Einmal Mercosur ist nicht genug

Französische Bauern protestieren gegen das Mercosur-Abkommen
Um sich aus der Abhängigkeit und Erpressbarkeit von den USA und China zu befreien, sind Handelsabkommen mit neuen Partnern der richtige Weg.
Michael Bachner

Michael Bachner

Das Mercosur-Handelsabkommen mit den Ländern Brasilien, Argentinien, Paraguay und Uruguay ist immer noch nicht in Kraft. Zwar wurden die Verhandlungen bereits 2019 abgeschlossen. Doch wegen des Widerstands gegen die angebliche Welle an Billigfleisch, die Europa überrollen wird, und den verständlichen Ängsten vor der weiteren Amazonas-Abholzung, kam es 2024 und 2025 zu Nachverhandlungen.
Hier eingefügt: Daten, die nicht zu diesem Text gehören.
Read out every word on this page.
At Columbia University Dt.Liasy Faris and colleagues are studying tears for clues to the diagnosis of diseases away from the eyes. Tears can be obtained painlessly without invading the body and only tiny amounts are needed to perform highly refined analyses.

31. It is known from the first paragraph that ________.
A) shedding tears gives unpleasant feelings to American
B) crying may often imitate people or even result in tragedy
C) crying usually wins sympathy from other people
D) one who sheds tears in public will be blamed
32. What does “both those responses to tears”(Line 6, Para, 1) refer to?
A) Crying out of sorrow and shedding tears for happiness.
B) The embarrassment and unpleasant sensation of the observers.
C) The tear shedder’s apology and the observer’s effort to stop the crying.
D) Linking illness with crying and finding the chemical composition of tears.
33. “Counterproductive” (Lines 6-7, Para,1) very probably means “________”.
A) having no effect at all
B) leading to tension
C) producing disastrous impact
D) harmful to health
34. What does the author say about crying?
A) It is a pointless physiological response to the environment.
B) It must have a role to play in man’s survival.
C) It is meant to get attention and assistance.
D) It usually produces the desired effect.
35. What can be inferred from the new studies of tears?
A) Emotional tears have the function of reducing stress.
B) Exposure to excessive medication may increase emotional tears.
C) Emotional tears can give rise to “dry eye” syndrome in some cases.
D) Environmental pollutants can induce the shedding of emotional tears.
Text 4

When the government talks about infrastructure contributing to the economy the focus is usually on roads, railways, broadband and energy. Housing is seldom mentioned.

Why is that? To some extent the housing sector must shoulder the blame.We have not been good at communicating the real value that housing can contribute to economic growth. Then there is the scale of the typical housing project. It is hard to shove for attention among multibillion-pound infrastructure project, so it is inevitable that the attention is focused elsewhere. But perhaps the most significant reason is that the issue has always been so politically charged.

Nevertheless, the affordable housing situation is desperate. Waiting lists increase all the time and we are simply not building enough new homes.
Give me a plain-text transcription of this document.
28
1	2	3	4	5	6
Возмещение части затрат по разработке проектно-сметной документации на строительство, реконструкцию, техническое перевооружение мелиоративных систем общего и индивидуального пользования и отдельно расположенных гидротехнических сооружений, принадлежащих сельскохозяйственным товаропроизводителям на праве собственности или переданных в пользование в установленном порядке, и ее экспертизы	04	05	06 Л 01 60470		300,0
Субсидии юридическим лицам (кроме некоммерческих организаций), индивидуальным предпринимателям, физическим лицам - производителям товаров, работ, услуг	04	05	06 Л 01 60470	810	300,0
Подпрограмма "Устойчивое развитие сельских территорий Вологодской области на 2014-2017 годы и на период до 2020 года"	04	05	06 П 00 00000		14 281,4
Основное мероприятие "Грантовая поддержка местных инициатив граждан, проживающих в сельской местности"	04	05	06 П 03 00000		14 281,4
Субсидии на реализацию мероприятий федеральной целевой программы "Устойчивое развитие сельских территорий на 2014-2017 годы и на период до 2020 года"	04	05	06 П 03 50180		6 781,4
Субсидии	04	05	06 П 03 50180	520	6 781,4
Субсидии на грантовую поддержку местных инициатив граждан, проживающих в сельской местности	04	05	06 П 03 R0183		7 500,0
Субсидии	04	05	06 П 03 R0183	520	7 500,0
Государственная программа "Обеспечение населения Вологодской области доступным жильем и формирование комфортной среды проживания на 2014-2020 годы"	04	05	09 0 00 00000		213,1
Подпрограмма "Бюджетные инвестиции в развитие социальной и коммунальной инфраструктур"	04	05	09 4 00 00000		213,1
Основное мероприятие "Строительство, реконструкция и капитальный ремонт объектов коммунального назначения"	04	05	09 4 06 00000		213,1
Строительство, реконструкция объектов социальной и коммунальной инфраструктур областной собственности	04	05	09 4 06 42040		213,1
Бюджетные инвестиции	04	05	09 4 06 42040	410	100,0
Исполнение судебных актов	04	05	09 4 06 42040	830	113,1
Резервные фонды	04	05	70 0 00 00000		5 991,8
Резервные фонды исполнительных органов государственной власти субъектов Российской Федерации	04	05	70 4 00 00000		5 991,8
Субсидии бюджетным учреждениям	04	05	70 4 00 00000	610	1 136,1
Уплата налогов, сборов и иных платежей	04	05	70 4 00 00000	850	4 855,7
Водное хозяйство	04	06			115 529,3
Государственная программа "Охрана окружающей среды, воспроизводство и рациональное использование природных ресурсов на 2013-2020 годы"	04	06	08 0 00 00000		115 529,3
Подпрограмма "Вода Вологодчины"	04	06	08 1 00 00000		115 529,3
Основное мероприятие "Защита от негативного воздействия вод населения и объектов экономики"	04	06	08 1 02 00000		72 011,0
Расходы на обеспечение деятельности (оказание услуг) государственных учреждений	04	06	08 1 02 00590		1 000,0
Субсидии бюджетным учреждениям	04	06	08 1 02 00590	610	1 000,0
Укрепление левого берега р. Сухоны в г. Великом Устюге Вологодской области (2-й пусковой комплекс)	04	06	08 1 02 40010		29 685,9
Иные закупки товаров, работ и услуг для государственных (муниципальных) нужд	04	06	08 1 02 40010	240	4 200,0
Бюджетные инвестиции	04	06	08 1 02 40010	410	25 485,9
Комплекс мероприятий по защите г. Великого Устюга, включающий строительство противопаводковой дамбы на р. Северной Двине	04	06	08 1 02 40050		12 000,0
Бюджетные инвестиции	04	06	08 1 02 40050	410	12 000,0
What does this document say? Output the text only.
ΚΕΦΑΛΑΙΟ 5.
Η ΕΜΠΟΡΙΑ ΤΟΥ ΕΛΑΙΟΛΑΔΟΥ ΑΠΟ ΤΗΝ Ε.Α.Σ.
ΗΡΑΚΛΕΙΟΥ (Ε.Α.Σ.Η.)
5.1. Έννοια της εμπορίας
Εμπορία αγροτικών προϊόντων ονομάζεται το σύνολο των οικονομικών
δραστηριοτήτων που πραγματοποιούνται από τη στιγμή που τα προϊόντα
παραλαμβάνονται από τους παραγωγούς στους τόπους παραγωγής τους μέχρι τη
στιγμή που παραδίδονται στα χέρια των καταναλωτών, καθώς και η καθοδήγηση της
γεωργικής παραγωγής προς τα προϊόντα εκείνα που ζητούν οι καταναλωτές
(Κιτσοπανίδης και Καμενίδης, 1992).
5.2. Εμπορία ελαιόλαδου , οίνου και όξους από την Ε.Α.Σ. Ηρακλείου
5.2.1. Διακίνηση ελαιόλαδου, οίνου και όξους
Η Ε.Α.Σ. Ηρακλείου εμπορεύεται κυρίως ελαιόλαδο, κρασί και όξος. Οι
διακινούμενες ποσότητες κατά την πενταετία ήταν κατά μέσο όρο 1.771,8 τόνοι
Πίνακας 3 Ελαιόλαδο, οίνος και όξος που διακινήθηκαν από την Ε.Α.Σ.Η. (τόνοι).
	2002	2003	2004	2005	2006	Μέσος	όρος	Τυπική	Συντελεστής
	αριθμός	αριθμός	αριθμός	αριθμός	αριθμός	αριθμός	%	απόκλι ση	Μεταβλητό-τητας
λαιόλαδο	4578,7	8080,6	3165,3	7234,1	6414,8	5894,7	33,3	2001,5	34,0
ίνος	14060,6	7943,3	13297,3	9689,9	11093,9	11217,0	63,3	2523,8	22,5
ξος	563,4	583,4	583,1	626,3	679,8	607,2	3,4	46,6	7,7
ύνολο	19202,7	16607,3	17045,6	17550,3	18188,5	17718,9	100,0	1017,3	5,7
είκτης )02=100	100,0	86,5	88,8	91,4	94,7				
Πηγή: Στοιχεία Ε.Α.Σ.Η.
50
Diese brachten wesentliche Verbesserungen wie zum Beispiel einen Milliarden-Topf für Ausgleichszahlungen, falls EU-Bauern wirklich in Bedrängnis geraten sollten. Seither stockt der Prozess jedoch wieder, die Kritik will nicht verstummen.

Seit Anfang September liegt der finale Vertragstext der EU-Kommission vor, aber es ist noch lange nicht ausgemachte Sache, ob die Zustimmung in Rat und EU-Parlament gelingt – und ob das Abkommen ganz am Schluss tatsächlich in den nationalen Parlamenten ratifiziert wird. Denn nicht nur in Österreich werden seit Jahr und Tag die immer selben Gegenargumente aufgewärmt. Auch in Ländern wie Polen oder den Niederlanden, in Frankreich oder Irland, machen Bauern und Umweltschützer in Permanenz gegen das Abkommen mobil. Das Problem: Eine sachliche, faktenbezogene Debatte ist kaum möglich, der Ängste-schürende Populismus hat – gefühlt – immer recht.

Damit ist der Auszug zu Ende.